What Is Ashwagandha & How Do You Use It?

Tess Patrick TESS PATRICK

Superfoods come and go with the seasons, but there are a rare few that stick around all year long. One that I’ve been loving in recent years, and one that the whole nutrition community seems to adore, is the incredibly powerful root, ashwagandha.

It’s a mouthful to say, but a mouthful a day can keep the doctor away. And I’ve personally found (and know of countless others) ashwagandha to be one of the most transformative superfoods I have ever tried.

It seems almost impossible to escape ashwagandha in present day. All of the holistic cafes in LA are serving it as a staple on the menu, and you can add it to your weekly grocery shop at your nearest wholefoods. But what is ashwagandha and how do you actually use it?

Ashwagandha is a root (and it tastes a little like it too).

If you’ve tried ashwagandha, you’ll be familiar with the flavor. There’s an almost overwhelming earthy taste that fortunately does get more endearing with time. But this is a food that’s used for more than just the flavor. Ashwagandha is an adaptogen, first and foremost, meaning it adapts to your body and promotes the stability needed for physiology and homeostasis. You can best think of it as a kind of chameleon, a root that serves you and your needs.

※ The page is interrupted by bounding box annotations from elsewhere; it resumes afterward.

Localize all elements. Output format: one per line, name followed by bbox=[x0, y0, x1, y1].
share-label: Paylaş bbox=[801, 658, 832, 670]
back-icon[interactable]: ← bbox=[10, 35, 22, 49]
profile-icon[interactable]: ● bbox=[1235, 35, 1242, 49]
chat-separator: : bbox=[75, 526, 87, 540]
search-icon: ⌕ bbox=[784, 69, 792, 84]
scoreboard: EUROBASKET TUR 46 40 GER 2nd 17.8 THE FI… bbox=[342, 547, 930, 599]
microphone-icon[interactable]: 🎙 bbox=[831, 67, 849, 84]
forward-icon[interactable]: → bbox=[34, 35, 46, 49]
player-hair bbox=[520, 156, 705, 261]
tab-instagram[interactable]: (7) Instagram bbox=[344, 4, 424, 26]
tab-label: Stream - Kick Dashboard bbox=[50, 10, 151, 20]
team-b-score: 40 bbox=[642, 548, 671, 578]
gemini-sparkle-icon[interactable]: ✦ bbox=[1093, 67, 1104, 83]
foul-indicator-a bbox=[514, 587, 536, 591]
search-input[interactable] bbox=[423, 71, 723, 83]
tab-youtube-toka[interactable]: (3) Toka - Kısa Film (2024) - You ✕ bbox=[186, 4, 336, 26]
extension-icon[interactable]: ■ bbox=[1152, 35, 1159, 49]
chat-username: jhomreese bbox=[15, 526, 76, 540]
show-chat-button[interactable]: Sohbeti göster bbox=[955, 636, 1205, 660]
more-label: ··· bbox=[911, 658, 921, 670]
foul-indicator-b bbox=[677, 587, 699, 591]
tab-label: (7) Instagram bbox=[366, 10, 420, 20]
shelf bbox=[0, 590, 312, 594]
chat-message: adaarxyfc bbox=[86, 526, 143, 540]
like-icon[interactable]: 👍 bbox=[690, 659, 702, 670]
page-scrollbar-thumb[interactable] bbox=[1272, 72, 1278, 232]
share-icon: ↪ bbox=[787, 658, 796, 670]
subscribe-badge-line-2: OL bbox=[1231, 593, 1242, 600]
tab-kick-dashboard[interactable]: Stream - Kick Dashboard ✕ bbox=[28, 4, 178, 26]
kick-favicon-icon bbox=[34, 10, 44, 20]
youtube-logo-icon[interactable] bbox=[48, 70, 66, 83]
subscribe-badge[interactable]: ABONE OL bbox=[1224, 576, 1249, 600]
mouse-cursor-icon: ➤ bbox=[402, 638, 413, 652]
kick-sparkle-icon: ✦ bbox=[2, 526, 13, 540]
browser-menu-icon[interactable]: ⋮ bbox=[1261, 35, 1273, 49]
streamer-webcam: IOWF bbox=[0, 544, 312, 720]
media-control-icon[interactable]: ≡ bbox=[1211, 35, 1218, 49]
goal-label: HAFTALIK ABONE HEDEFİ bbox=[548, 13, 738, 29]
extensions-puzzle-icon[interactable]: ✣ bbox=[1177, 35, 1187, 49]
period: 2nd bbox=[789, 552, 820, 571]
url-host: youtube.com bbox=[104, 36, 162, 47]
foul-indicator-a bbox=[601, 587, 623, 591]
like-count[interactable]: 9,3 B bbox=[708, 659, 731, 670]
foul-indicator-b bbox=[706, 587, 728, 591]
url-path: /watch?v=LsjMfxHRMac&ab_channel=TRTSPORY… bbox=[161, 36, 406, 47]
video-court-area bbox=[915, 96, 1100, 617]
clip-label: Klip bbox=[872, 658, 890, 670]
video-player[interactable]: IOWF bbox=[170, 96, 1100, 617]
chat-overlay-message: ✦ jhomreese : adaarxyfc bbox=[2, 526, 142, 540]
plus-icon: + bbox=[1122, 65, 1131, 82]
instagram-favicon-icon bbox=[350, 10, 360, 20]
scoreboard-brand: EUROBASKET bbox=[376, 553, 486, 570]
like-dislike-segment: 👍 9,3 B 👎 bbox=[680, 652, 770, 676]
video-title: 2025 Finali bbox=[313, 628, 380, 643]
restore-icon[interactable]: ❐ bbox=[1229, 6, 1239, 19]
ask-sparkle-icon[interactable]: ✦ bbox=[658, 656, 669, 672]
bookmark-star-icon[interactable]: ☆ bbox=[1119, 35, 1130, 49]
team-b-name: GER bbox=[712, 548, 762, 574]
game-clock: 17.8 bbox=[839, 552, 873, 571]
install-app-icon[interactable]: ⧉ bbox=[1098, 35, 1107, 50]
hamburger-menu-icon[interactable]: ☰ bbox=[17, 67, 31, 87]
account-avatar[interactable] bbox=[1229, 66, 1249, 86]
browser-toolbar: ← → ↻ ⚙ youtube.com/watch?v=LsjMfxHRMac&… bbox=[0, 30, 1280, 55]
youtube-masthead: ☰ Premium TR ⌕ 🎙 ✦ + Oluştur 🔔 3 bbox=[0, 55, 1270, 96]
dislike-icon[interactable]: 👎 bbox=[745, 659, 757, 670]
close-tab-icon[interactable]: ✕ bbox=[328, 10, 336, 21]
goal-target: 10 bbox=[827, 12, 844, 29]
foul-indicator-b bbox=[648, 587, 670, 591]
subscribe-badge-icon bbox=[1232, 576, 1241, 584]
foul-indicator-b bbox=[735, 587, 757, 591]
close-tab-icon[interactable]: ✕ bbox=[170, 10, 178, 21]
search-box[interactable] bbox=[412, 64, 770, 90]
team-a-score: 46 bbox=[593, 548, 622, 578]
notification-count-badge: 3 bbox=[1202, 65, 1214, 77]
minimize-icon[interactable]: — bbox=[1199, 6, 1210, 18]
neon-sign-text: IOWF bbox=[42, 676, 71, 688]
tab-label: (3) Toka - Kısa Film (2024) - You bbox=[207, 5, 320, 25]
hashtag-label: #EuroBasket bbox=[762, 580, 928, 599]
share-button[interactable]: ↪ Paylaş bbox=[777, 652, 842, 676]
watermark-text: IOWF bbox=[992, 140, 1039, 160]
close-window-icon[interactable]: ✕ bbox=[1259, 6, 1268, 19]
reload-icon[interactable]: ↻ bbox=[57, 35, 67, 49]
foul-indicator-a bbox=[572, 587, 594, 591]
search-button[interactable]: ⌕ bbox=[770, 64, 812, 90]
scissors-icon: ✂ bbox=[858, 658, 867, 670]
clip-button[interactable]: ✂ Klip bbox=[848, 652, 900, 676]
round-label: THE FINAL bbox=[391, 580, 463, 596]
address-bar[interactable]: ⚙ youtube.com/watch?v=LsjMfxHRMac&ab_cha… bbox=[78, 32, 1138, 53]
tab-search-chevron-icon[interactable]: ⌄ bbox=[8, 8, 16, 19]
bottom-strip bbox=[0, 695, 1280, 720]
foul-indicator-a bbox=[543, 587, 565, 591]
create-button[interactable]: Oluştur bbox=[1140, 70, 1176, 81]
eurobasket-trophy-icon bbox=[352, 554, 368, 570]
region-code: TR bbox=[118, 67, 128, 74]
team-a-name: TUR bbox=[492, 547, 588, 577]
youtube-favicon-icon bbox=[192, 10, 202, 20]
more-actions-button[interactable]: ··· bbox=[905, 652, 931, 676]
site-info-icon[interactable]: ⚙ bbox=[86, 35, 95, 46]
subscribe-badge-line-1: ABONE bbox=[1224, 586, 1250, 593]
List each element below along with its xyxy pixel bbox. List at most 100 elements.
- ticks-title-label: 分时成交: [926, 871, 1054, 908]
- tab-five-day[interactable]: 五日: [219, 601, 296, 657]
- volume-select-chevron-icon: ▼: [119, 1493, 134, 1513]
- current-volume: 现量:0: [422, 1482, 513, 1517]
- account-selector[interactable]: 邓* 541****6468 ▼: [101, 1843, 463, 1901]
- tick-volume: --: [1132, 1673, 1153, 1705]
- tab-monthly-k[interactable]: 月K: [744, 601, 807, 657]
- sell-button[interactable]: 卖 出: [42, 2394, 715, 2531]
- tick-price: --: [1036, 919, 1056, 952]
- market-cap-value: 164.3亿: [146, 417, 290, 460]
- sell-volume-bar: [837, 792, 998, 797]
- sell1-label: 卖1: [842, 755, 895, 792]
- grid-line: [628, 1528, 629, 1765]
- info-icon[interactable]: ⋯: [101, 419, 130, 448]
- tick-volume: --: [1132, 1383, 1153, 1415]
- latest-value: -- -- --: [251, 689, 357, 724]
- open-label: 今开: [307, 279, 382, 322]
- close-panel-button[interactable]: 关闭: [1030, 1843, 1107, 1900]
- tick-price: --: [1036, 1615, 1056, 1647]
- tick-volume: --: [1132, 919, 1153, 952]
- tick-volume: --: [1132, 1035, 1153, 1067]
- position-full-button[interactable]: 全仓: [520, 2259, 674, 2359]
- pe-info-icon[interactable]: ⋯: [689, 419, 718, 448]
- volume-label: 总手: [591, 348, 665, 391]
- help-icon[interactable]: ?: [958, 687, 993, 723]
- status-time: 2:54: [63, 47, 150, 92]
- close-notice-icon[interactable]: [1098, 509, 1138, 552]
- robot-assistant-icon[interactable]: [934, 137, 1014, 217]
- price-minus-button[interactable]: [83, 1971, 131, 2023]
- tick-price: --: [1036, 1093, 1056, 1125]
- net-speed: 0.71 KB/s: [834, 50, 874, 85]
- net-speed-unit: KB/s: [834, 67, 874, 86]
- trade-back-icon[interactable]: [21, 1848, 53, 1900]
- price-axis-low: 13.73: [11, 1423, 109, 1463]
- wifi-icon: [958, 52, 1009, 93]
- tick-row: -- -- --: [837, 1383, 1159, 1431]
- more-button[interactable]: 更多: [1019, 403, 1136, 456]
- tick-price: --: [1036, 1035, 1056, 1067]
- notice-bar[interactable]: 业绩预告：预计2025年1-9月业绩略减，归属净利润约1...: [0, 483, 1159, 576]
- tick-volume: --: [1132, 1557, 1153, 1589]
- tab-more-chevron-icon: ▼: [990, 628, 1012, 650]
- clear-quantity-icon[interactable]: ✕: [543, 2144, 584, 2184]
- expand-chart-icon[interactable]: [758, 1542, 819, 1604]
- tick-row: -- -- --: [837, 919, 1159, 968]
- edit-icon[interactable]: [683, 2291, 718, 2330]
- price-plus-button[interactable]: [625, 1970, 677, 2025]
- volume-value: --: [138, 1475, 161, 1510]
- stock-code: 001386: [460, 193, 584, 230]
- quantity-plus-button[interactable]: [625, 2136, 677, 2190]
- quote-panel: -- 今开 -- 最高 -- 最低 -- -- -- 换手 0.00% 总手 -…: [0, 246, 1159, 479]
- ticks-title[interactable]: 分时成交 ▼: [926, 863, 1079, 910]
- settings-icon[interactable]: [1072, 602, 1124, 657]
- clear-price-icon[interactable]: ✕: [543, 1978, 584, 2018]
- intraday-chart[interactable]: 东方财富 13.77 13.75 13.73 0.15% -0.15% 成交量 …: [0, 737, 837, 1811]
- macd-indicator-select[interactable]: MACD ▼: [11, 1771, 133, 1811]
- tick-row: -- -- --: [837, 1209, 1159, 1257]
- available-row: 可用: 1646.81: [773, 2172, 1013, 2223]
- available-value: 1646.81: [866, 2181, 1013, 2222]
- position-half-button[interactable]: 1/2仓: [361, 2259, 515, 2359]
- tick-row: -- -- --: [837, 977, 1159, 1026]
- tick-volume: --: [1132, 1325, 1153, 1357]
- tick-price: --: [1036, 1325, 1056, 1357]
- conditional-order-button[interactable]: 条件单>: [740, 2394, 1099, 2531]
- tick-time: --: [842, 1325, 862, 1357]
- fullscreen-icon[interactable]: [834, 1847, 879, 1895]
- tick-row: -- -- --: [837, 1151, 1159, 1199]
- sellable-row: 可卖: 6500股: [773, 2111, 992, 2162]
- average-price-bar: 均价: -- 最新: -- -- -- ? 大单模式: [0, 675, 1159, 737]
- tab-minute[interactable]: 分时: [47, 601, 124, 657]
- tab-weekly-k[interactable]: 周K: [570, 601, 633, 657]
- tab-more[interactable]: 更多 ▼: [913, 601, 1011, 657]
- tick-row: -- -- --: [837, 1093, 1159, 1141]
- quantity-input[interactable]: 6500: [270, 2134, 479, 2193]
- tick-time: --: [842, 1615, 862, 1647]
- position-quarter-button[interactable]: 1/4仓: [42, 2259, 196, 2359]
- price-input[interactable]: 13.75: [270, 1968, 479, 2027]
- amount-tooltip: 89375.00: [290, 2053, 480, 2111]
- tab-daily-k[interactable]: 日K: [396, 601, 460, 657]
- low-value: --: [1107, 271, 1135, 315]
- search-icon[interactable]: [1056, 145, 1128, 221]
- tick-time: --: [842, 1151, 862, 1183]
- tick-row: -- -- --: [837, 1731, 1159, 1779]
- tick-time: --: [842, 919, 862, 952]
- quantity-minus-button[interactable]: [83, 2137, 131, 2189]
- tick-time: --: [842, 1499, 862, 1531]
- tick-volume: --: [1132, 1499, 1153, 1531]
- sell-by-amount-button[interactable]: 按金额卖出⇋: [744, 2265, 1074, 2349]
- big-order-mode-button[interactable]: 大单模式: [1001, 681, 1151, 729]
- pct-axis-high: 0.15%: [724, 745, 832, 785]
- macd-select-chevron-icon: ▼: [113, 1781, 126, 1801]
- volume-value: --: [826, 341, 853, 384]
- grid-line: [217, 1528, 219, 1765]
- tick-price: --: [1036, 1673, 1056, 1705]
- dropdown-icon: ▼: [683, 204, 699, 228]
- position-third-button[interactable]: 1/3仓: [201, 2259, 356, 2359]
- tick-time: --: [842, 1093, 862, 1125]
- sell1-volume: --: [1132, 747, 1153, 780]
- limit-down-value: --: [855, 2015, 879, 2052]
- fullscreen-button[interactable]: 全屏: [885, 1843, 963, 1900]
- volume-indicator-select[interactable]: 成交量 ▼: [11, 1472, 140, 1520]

Generally speaking, ashwagandha (and most adaptogens) serve to prevent the body against toxic stress. That’s the kind of stress that leads to chronic illness, and unfortunately, the kind of stress that is ever present in our lives. And while there are only a handful of definitive studies on the efficacy of ashwagandha (there’s not the same big money in natural health research - which we think is a good thing), there have been smaller scale studies that quite literally prove ashwagandha reduces cortisol levels and can have a balancing effect on glutamate, an excitatory neurotransmitter in the brain.

Collectively, we all know that reducing our cortisol levels (and ultimately our stress levels) is a good thing for the body, but are you curious about what else this adaptogen is capable of?

Aside from managing stress, ashawagandha is a heavy hitter. It’s been shown to support the body through chronic fatigue, insomnia, anxiety, mild obsessive compulsive disorder, restless leg syndrome, and fibromyalgia. There’s also further evidence to suggest it may be effective in fighting some kinds of cancers, arthritis, and neurodegenerative disease.

It sounds almost too good to be true, but this is the magic of natural healthcare. Where modern medicines are created in a lab setting to shut certain parts of the body off, herbal medicines like adaptogens encourage the body to perform at it’s peak - effectively enabling it to hold it’s own against conditions that weigh heavily on the body.

What does ashwagandha look like, and how should you eat it?

This is my favorite part. Because despite ashwagandha being an earthy root, it’s typically used in daily life ground down into a fine, nutrient-packed powder - and from here, you can put it into anything. Here are some of the ways I love to use it:

  • Mixed into a paste with warm water and brewed into a superfood latte.

  • Dusted through bliss balls for a stress-reducing hit.

  • Blended into a superfood smoothie (somedays I mix all of my supplements into one big health hit).

  • Or sometimes, I even buy my ashwagandha in veggie capsules just for stress free stress remedies.